One interesting point that I did not belabor in the article is, in addition, investing in the companies Celgene is investing in or partnering with. This is a double-edged sword. Because the companies are much smaller and are development-stage companies, the potential return, if they are successful in getting FDA approvals for their therapies, are much larger than Celgene's. Against that weigh that they mostly already have significant market capitalizations, so they are valued as if there is some certainty of some degree of success. (Probability of approval, times potential earnings per year, times a potential P/E ratio, should equal market cap).

So Celgene is likely to rise at least gradually because of ramping sales of currently approved products, plus any pipeline approvals. But the partners could fall dramatically if their therapies fail to show clinical results that warrant FDA approvals. And that could happen any time.

One of the main investment themes for me in 2015 was researching these Celgene partnerships and investing in a few of them. Because I was not in a hurry I was able to buy them during the Hillary Dip. Do your research and keep in mind the risks before buying at any price.

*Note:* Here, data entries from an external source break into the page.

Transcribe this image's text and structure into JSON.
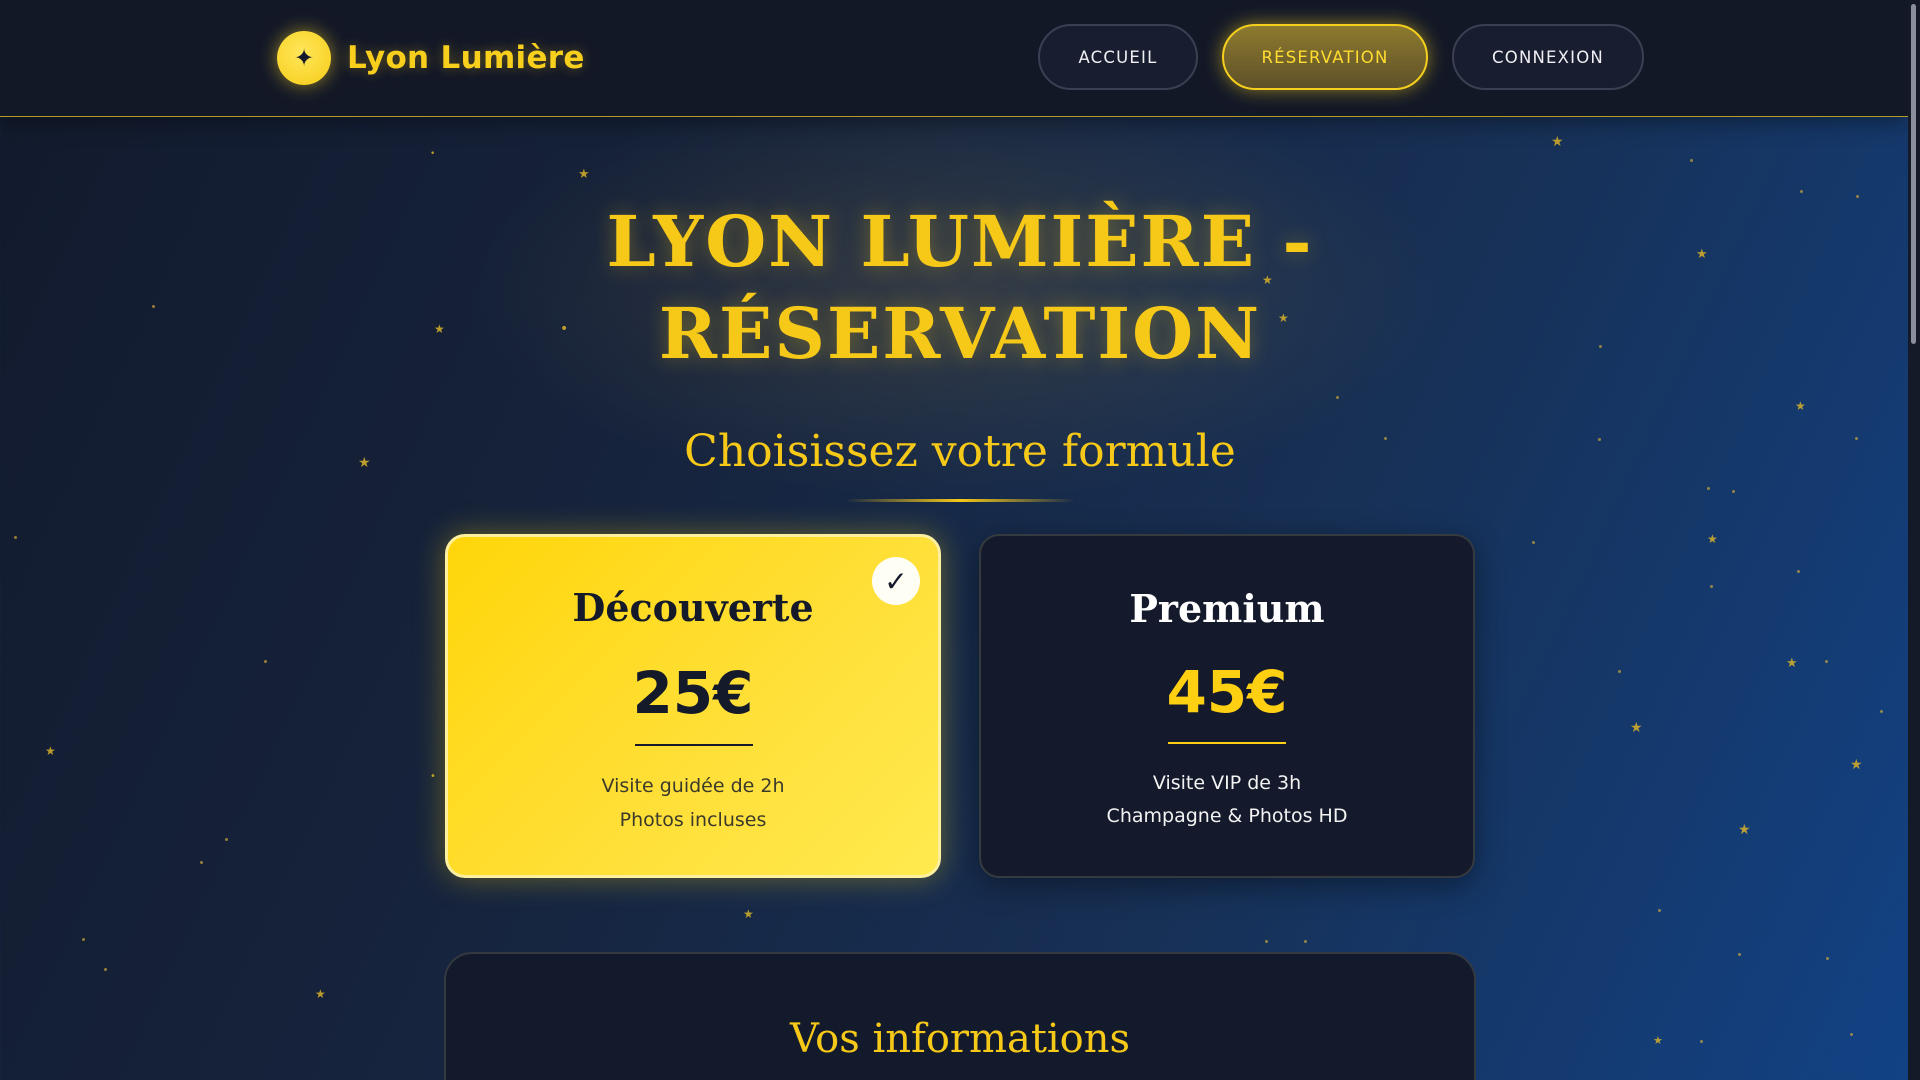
{
  "brand": {
    "logo_symbol": "✦",
    "logo_icon": "sparkle-icon",
    "name": "Lyon Lumière"
  },
  "nav": {
    "items": [
      {
        "label": "ACCUEIL",
        "active": false
      },
      {
        "label": "RÉSERVATION",
        "active": true
      },
      {
        "label": "CONNEXION",
        "active": false
      }
    ]
  },
  "page": {
    "title_line1": "LYON LUMIÈRE -",
    "title_line2": "RÉSERVATION",
    "subtitle": "Choisissez votre formule"
  },
  "plans": [
    {
      "name": "Découverte",
      "price": "25€",
      "line1": "Visite guidée de 2h",
      "line2": "Photos incluses",
      "selected": true,
      "check_symbol": "✓"
    },
    {
      "name": "Premium",
      "price": "45€",
      "line1": "Visite VIP de 3h",
      "line2": "Champagne & Photos HD",
      "selected": false
    }
  ],
  "info_section": {
    "title": "Vos informations"
  },
  "colors": {
    "accent": "#f6c818",
    "header_bg": "#131827",
    "card_dark": "#141a2b",
    "card_selected": "#ffd60a"
  }
}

But here are the ones I added to my portfolio:

Acceleron (XLRN)
Agios (AGIO)
Epizyme (EPZM)
Juno Therapeutics (JUNO)

To see all my biotechnology positions, with links to my notes on the stocks, try:

William Meyers Biotechnology Picks

This weekend I hope to write up an analysis of how my portfolio did in 2015. Right now it looks like about 16% to 17%, but I won't know exactly until the market closes. I'm going to submit my analysis to Seeking Alpha. If they don't publish it, I'll post it here.

Happy New Year!

William P. Meyers

Wednesday, December 9, 2015

Alnylam, Celsion, Protalix, and Agios Pharmaceuticals

"Its been a long time, been a long time, been a long time ..."

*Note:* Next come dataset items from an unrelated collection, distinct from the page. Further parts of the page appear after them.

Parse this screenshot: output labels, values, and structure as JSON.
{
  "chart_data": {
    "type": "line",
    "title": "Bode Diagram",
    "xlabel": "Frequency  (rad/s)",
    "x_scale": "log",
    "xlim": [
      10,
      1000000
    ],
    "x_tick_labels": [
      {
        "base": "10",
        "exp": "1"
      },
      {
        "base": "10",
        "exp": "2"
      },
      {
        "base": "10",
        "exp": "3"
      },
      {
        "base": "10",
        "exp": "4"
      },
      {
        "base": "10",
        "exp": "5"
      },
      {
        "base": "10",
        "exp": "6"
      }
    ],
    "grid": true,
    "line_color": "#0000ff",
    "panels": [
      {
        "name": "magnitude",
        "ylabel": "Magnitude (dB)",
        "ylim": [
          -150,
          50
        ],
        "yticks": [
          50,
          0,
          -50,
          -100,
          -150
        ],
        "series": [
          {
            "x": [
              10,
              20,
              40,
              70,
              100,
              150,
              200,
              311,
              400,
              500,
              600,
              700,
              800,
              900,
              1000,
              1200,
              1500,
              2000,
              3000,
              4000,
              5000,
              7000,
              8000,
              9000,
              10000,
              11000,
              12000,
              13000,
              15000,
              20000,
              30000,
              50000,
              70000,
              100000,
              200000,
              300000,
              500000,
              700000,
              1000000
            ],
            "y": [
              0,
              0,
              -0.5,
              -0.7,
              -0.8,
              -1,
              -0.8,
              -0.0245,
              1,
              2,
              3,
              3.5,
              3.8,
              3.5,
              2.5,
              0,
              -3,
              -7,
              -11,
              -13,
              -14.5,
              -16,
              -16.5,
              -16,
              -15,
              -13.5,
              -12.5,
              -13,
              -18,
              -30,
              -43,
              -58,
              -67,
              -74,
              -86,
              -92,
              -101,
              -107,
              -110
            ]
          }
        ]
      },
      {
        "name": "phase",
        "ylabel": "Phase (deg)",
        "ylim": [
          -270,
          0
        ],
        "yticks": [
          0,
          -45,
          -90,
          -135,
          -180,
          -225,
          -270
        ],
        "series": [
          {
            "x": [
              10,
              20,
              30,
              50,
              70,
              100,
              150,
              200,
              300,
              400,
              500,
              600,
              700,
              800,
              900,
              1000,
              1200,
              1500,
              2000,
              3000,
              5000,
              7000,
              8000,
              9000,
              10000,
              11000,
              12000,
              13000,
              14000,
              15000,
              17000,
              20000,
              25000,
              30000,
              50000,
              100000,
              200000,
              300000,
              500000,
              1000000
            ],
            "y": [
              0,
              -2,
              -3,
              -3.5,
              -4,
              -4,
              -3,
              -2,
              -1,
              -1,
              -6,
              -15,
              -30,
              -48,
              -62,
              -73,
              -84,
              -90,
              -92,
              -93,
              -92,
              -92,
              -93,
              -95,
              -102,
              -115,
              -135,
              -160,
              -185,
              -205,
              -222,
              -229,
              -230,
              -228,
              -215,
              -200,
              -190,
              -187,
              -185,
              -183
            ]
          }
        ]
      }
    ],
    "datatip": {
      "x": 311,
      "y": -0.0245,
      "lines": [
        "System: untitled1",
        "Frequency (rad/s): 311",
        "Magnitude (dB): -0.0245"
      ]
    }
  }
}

Yesterday Seeking Alpha published my latest research and opinion on Alnylam (ALNY):

Why Alnylam Should Be a Big Mover in 2016

I first bought Alnylam on October 6, 2015 at $75.13. As I write it is at $100.57. I have followed Alnylam for some time, so that run up is not a display of genius. I took advantage of the Hillary Clinton biotech swoon to buy ALNY at a reduced price. As I note in the article, Alnylam is priced as if it already has commercial revenue and profits, when in fact it is a developmental stage company. Failure of its drug candidates in trials could made $75 per share look ridiculously high. But its platform can generate many therapies, making it a possible tenner if you can wait a decade.

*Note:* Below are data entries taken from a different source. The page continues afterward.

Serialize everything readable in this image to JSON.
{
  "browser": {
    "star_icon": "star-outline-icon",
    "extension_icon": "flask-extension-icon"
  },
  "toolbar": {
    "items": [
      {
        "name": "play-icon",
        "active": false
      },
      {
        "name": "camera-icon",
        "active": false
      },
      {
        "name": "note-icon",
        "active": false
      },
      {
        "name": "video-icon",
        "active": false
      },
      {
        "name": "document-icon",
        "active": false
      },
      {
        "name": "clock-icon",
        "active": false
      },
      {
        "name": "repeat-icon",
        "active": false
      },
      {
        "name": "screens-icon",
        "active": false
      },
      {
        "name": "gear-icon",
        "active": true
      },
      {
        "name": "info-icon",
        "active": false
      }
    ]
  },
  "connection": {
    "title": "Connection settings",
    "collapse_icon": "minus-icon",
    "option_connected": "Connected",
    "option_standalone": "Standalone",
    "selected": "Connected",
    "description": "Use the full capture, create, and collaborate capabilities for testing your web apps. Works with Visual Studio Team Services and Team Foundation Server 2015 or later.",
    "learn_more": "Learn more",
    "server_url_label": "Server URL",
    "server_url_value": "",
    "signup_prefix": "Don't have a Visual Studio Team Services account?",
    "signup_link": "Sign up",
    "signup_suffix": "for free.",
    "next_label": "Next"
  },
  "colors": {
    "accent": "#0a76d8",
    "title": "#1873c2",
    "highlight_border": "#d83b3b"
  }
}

What else have I bought since I last wrote?

Acceleron (XLRN) at $22.48 on October 14, 2015
Celsion (CLSN) at $1.81 on November 16, 2015
Protalix (PLX) at $1.05 on November 18, 2015
Star Bulk (SBLK) at $0.98 on November 20, 2015
Agios (AGIO) at $50.31 on December 7, 2015.

The only sale I made during the period was Ocata (OCAT), and that is because it was being acquired anyway. I bought OCAT at $5.12 in July and at $3.84 in August. I meant it as another long-term investment. I sold it at $8.48 on December 2, a bit below the buy-out price of $8.50.

My purchases listed above were small even by my standards, mainly just reinvesting the Ocata funds.

The bulk of my portfolio remains in the larger companies: Gilead, Celgene, Biogen, Amgen, and Mylan.

I continue to believe that, for long-term investors, most biotechnology stocks are underpriced right now. While I agree that some government regulation of the most predatory companies may be appropriate, and might even happen, I believe that innovative companies that create therapies valuable to patients should continue to be able to provide better-than-market returns to investors. I believe during patent protection periods pricing should be up to the patent holders. Of course if Medicare or Medicaid feel those prices are too high, they should be able to refuse to pay for the patent-protected therapies, or negotiate a mutually agreeable price.

Even in a Hillary Clinton administration with Democratic majorities in Congress, I believe there is little chance that the current system will undergo anything other than minor tweaks.